NF 7/2018 - Pillole di giurisprudenza

Conferimento, Società UE, Imposta registro, Aliquota proporzionale

CTR Toscana, sentenza n. 933 del 16 maggio 2018

Il conferimento in una società lussemburghese della nuda proprietà di un bene immobile localizzato in Italia è soggetto all’imposta di registro in misura proporzionale laddove l’ubicazione della sede sociale è considerabile come una mera domiciliazione di comodo e non un centro amministrativo e direzionale effettivo. Non è infatti applicabile la tassazione in misura fissa, prevista dall’articolo 4 della tariffa parte prima allegata al D.P.R. 131/1986, in quanto la società conferitaria rappresenta una «mera intestazione formale, economicamente non operativa e priva di un insediamento reale in Lussemburgo» (restando invece in Italia la direzione effettiva della società).

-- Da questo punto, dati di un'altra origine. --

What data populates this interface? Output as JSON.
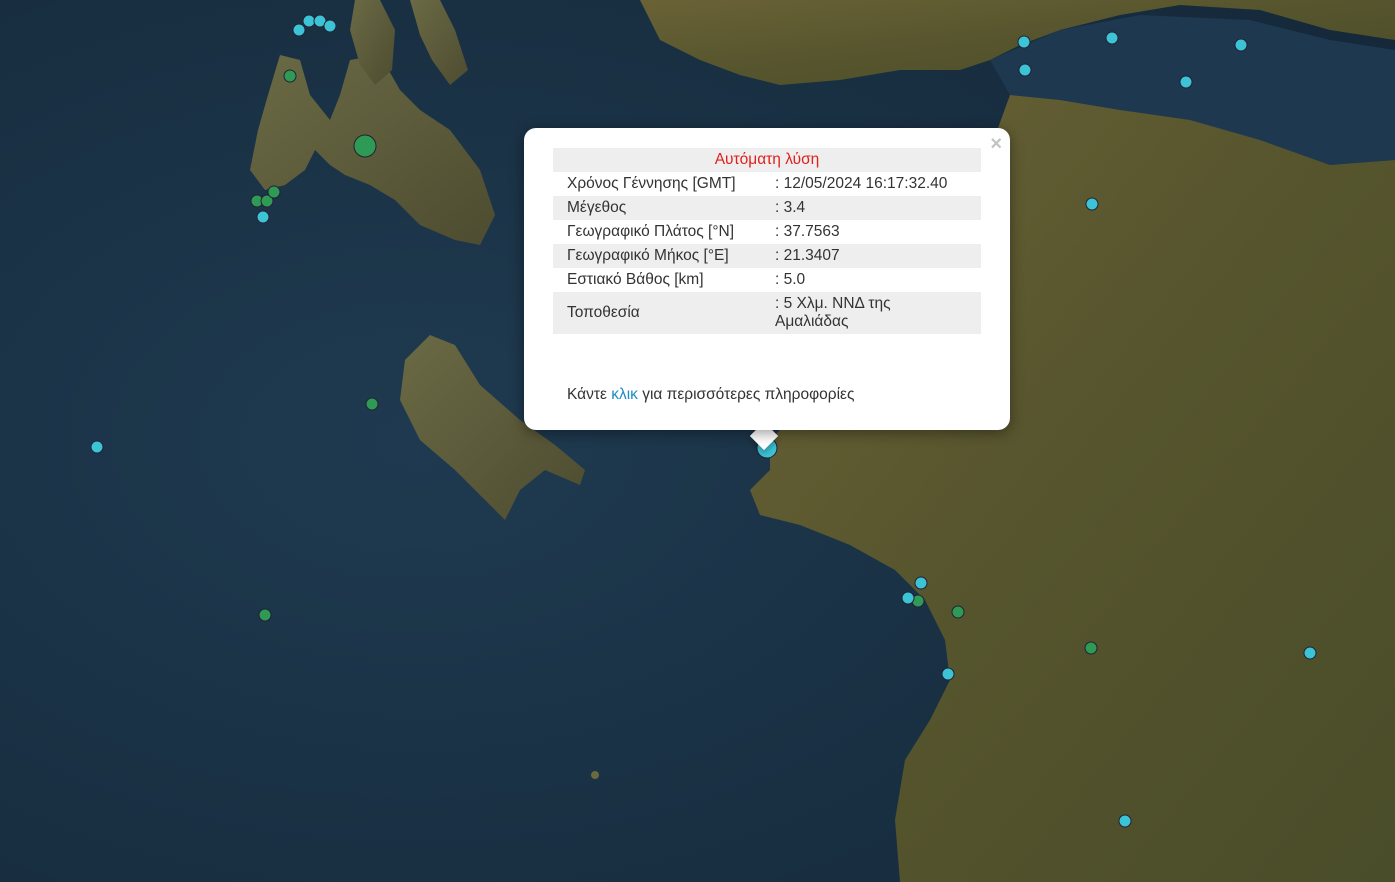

Cessione partecipazioni, Plusvalenza, Mancato incasso corrispettivo, Imponibilità

Corte di Cassazione, ordinanza n. 14848 del 7 giugno 2018

La plusvalenza derivante dalla cessione di una quota sociale è imponibile, ai sensi degli articoli 67 e 68 del TUIR, anche laddove il prezzo pattuito non sia stato incassato dal venditore. In tema di imposte sui redditi, infatti, la plusvalenza fiscalmente rilevante si realizza al momento della conclusione del contratto, mentre non hanno rilievo alcuno le vicende successive relative all’adempimento degli obblighi contrattuali, quali l’omessa percezione del prezzo o la sua eventuale rateizzazione, o l’estinzione dell’obbligazione successivamente intervenuta.

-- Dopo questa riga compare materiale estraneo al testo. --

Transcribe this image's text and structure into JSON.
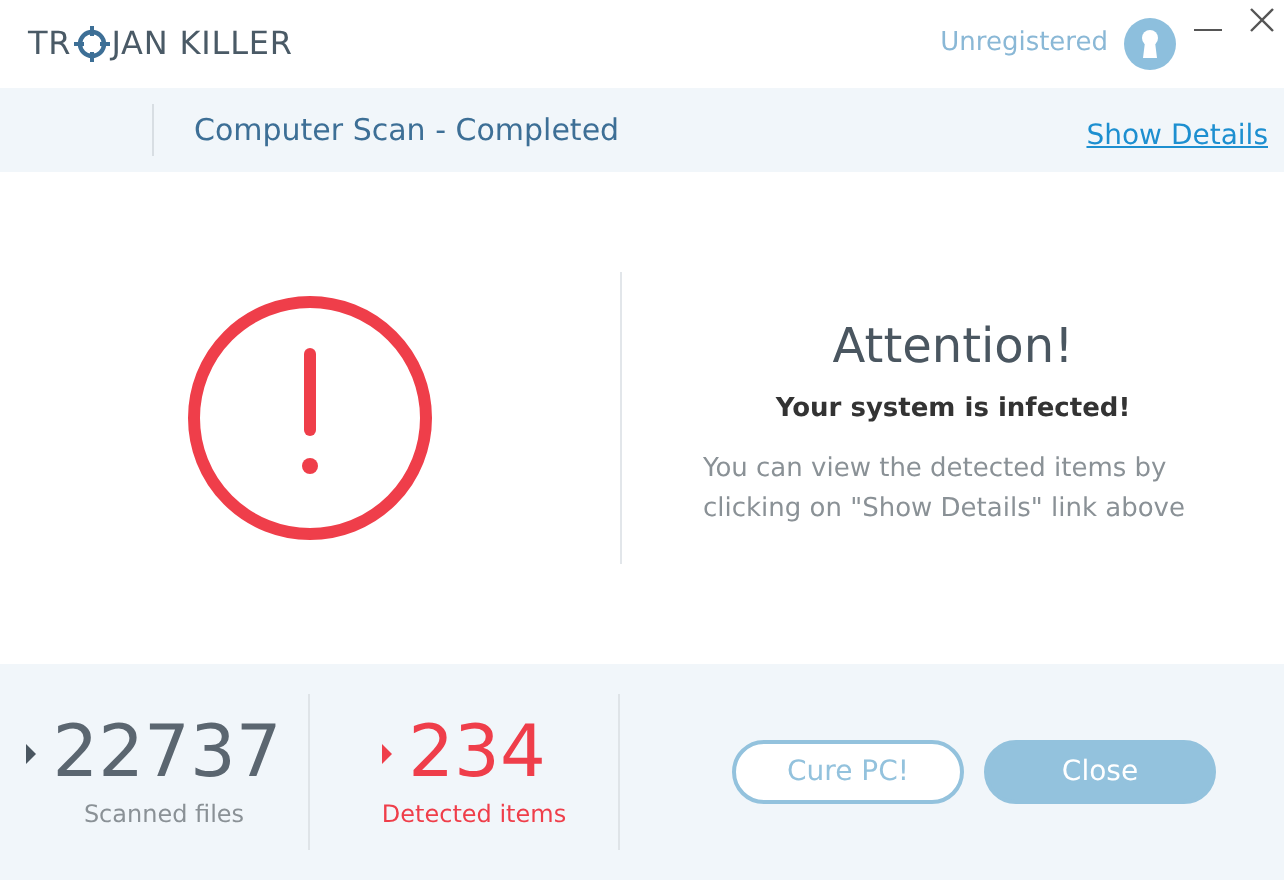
{
  "logo": {
    "text_before": "TR",
    "text_after": "JAN KILLER"
  },
  "account": {
    "label": "Unregistered"
  },
  "scan_bar": {
    "title": "Computer Scan - Completed",
    "link": "Show Details"
  },
  "alert": {
    "heading": "Attention!",
    "subheading": "Your system is infected!",
    "message": "You can view the detected items by clicking on \"Show Details\" link above"
  },
  "stats": [
    {
      "kind": "neutral",
      "value": "22737",
      "label": "Scanned files"
    },
    {
      "kind": "danger",
      "value": "234",
      "label": "Detected items"
    }
  ],
  "buttons": [
    {
      "kind": "outline",
      "label": "Cure PC!"
    },
    {
      "kind": "filled",
      "label": "Close"
    }
  ]
}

Reddito società, IRAP, Calcolo base imponibile, inerenza costi, Principi contabili

Corte di Cassazione, ordinanza n. 15115 dell’11 giugno 2018

Ai fini della determinazione della base imponibile dell’IRAP, secondo la formulazione dell’art. 5 del D.Lgs. n. 446/1997, il principio di derivazione dei costi sostenuti dal conto economico non esclude il controllo sull’inerenza dei costi medesimi, attraverso la correttezza della loro appostazione nel conto economico alla stregua dei principi civilistici e contabili nazionali.

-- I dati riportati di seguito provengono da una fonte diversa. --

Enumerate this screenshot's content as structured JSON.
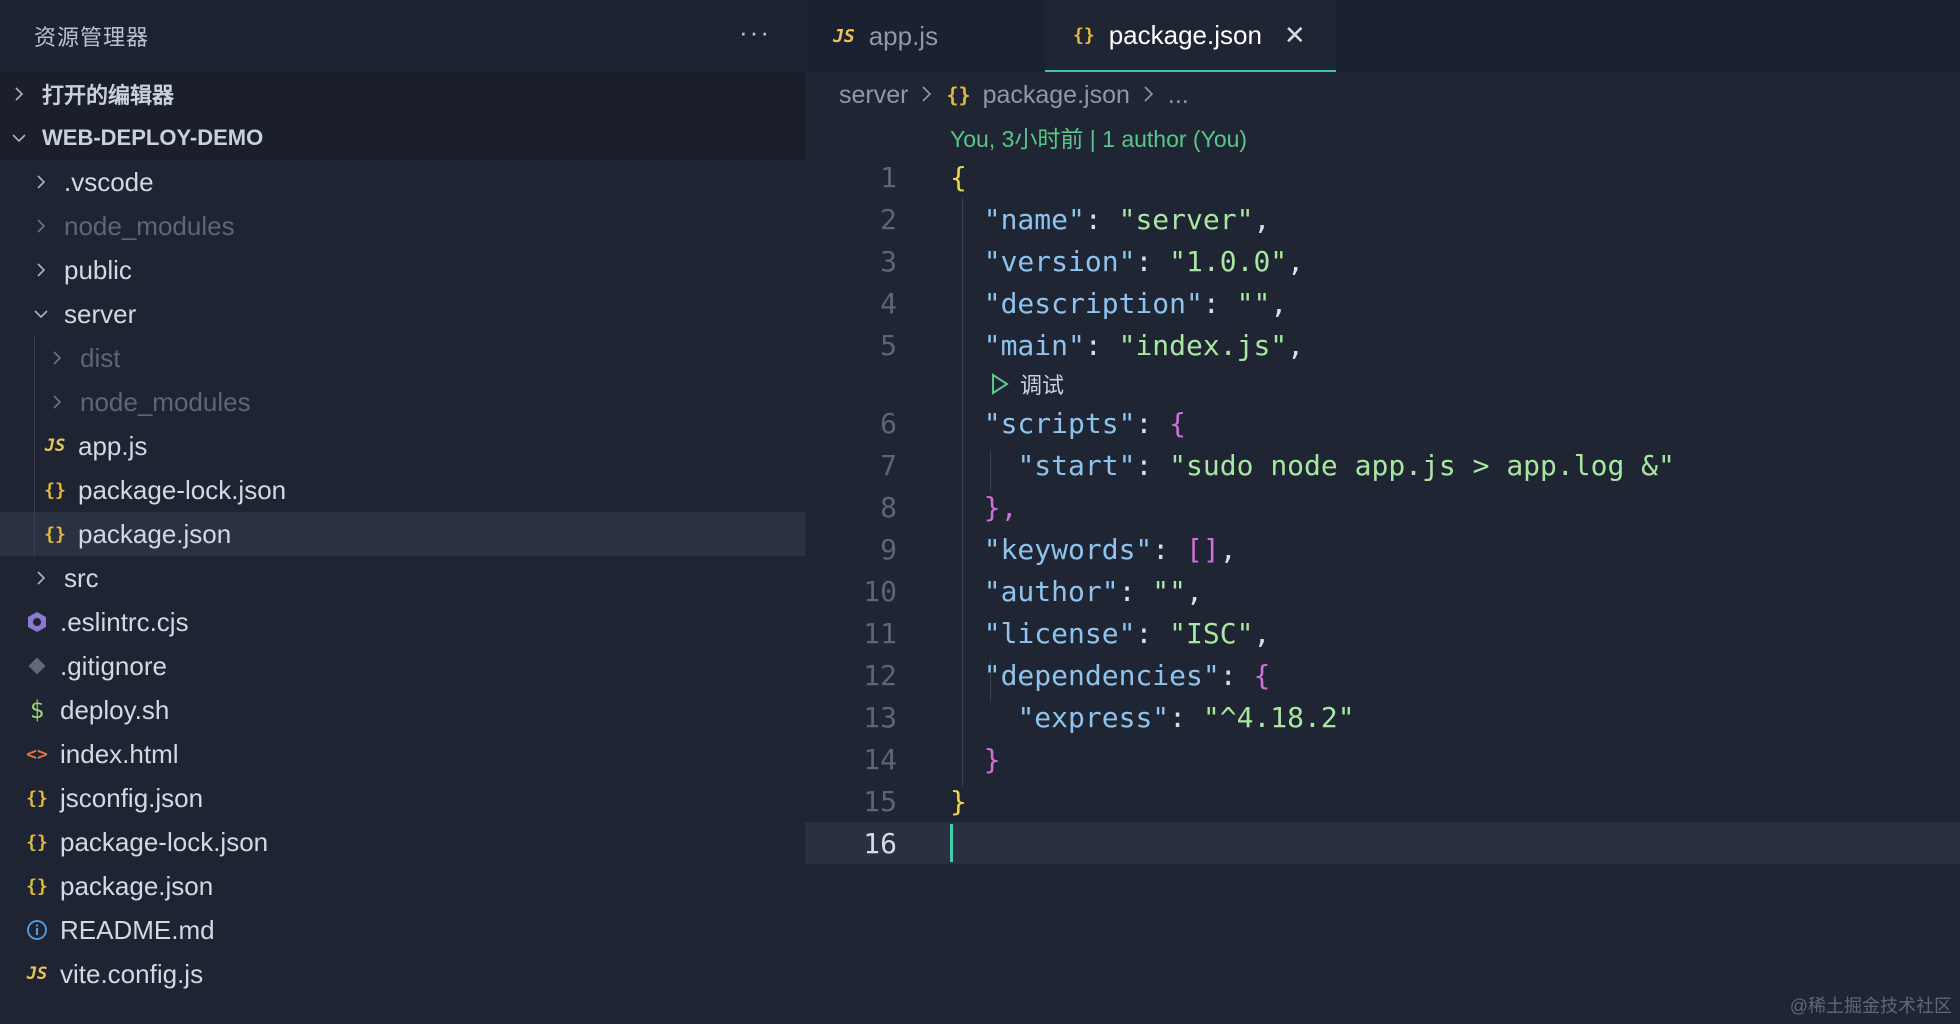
{
  "sidebar": {
    "title": "资源管理器",
    "more": "···",
    "open_editors": "打开的编辑器",
    "root": "WEB-DEPLOY-DEMO",
    "items": [
      {
        "label": ".vscode"
      },
      {
        "label": "node_modules"
      },
      {
        "label": "public"
      },
      {
        "label": "server"
      },
      {
        "label": "dist"
      },
      {
        "label": "node_modules"
      },
      {
        "label": "app.js",
        "icon": "JS"
      },
      {
        "label": "package-lock.json",
        "icon": "{}"
      },
      {
        "label": "package.json",
        "icon": "{}"
      },
      {
        "label": "src"
      },
      {
        "label": ".eslintrc.cjs"
      },
      {
        "label": ".gitignore"
      },
      {
        "label": "deploy.sh",
        "icon": "$"
      },
      {
        "label": "index.html",
        "icon": "<>"
      },
      {
        "label": "jsconfig.json",
        "icon": "{}"
      },
      {
        "label": "package-lock.json",
        "icon": "{}"
      },
      {
        "label": "package.json",
        "icon": "{}"
      },
      {
        "label": "README.md"
      },
      {
        "label": "vite.config.js",
        "icon": "JS"
      }
    ]
  },
  "tabs": [
    {
      "label": "app.js",
      "icon": "JS"
    },
    {
      "label": "package.json",
      "icon": "{}",
      "close": "✕"
    }
  ],
  "breadcrumb": {
    "folder": "server",
    "file": "package.json",
    "more": "..."
  },
  "blame": "You, 3小时前 | 1 author (You)",
  "debug_label": "调试",
  "code": {
    "line_numbers": [
      "1",
      "2",
      "3",
      "4",
      "5",
      "6",
      "7",
      "8",
      "9",
      "10",
      "11",
      "12",
      "13",
      "14",
      "15",
      "16"
    ],
    "l1": "{",
    "name_key": "\"name\"",
    "name_val": "\"server\"",
    "version_key": "\"version\"",
    "version_val": "\"1.0.0\"",
    "desc_key": "\"description\"",
    "desc_val": "\"\"",
    "main_key": "\"main\"",
    "main_val": "\"index.js\"",
    "scripts_key": "\"scripts\"",
    "start_key": "\"start\"",
    "start_val": "\"sudo node app.js > app.log &\"",
    "keywords_key": "\"keywords\"",
    "keywords_val": "[]",
    "author_key": "\"author\"",
    "author_val": "\"\"",
    "license_key": "\"license\"",
    "license_val": "\"ISC\"",
    "deps_key": "\"dependencies\"",
    "express_key": "\"express\"",
    "express_val": "\"^4.18.2\"",
    "open_brace": "{",
    "close_brace": "}",
    "close_brace_comma": "},"
  },
  "watermark": "@稀土掘金技术社区",
  "colors": {
    "accent": "#3fc6a3",
    "json_icon": "#e2b93b",
    "js_icon": "#e8c65b",
    "blame": "#59c68a"
  }
}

IVA, Servizi di intermediazione, Operazioni intracomunitarie, Esenzione

Corte di Cassazione, ordinanza n. 17836 del 6 luglio 2018

In tema di IVA, il contratto con il quale un soggetto italiano (nella specie, una società operante nel ramo informatico) si impegna, a fronte della pattuizione di un compenso unitariamente determinato, a commercializzare i prodotti di un altro soggetto appartenente alla UE offrendo, altresì, una serie di altri servizi, tecnici e amministrativi, costituenti il mezzo per una migliore fruizione dei prodotti commercializzati, va considerato, ai fini dell’applicazione dell’imposta, quale un’unica operazione economica. Pertanto non è possibile scindere i servizi di intermediazione propriamente detti dagli altri servizi offerti, da ritenersi accessori ai primi.

Ne consegue che, se per i servizi di intermediazione resi da un soggetto italiano ad altro soggetto di altro Stato membro della UE trova applicazione l’esenzione da IVA di cui all’art. 40, comma 8, del D.L. n. 331/1993, sono esentati dall’imposta anche i servizi accessori.